What impact the promises of COP26 may have on global warming

At the equator of the COP26 Glasgow, after a week full of big announcements from countries promising to reduce their greenhouse gas emissions, what real impact can these commitments have on the global warming?

The latest emission reduction pledges – known as Nationally Determined Contributions, or NDCs – for 2030, ahead of the Glasgow conference, put the Earth on the path to an average temperature rise of + 2.7 ° Celsius this century.

Assuming all additional commitments to achieve carbon neutrality by 2050 are maintained and fully met, warming would be limited to + 2.2 ° Celsius.

In the 2015 Paris Agreement, countries pledged to limit the rise in temperature “well below” 2 ° Celsius and to work towards the target of + 1.5 ° Celsius.

This week there were new announcements, including India’s commitment to achieve carbon neutrality by 2070, promises from Brazil and Argentina to strengthen their short-term targets, and the determination of a hundred countries to reduce their carbon emissions by 30%. methane gas by 2030.

Experts believe that all this could have a significant effect on warming, but it is still difficult to calculate.

1.8 ° Celsius?

Fatih Birol, executive director of the International Energy Agency, said on Thursday that, according to an as-yet-unpublished analysis from his organization, if all COP26 commitments are met, warming would be limited to + 1.8 ° Celsius.

However, he stressed that this figure is highly dependent on countries making the rapid emissions cuts necessary to meet their carbon neutrality plans.

“What is essential is that governments turn their promises into clear and credible political actions and strategies today,” he asked.

1.9 ° Celsius?

An evaluation by the University of Melbourne this week analyzed the new pledges of net zero emissions from countries, including those of India and China – the world’s largest emitter – and concluded that they represent an “important step” towards limiting warming to + 1.5 ° centigrade.

The team applied the same climate model used in the latest report from the Intergovernmental Panel on Climate Change (IPCC) to NDCs.

And it determined that, with a “50% probability”, if the new promises made by 194 countries are added, the Earth would warm by 1.9 ° C by 2100.

Too early to specify

The UN released a preliminary assessment of the new NDCs on Thursday.

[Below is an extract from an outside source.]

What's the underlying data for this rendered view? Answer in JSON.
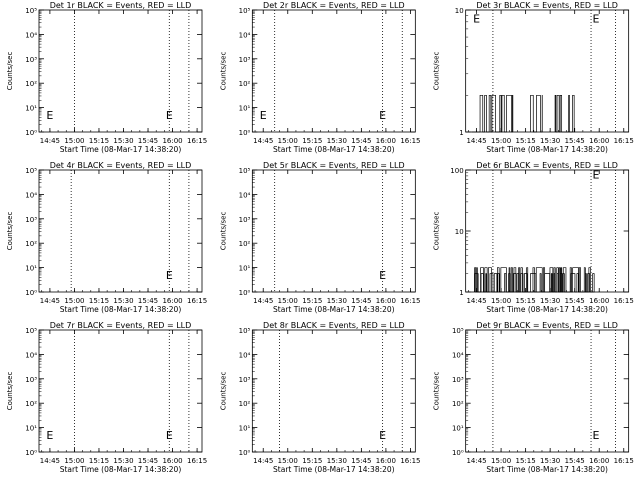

Although it has not yet converted the calculations into its temperature equivalent, it found that the latest plans would mean an increase in emissions of 13.7% in 2030 compared to 2010.

It is somewhat better than the 16% of the previous assessment made in October, but it is a long way from the 45% reduction required for the + 1.5 ° C target.

The United Nations Environment Program (UNEP) said last month that only a reduction in emissions in this decade eight times higher than expected would limit warming to +1.5 ° Celsius.

Its director, Inger Andersen, assured that she welcomes the figures circulating after the first week of COP26.

“But we do not make calculations on the back of an envelope, but a technical job,” he stressed. “Obviously, the more ads there are, the better, but these ads have to be followed by actions.”

Still insufficient

Even if Birol’s optimistic assessment were confirmed, NGOs note that it would exceed + 1.5 ° Celsius and that every tenth of a degree will cause a series of additional devastating catastrophes.

“If we reach + 1.5 ° Celsius, some countries will just disappear from the map. So what we have to get out of these figures is that we don’t just need words, we need actions ”, commented Juan Pablo Osornio, from Greenpeace.

For his part, the United States envoy for the climate, John Kerry, considered that, despite the new promises made in Glasgow, “there is work to be done.”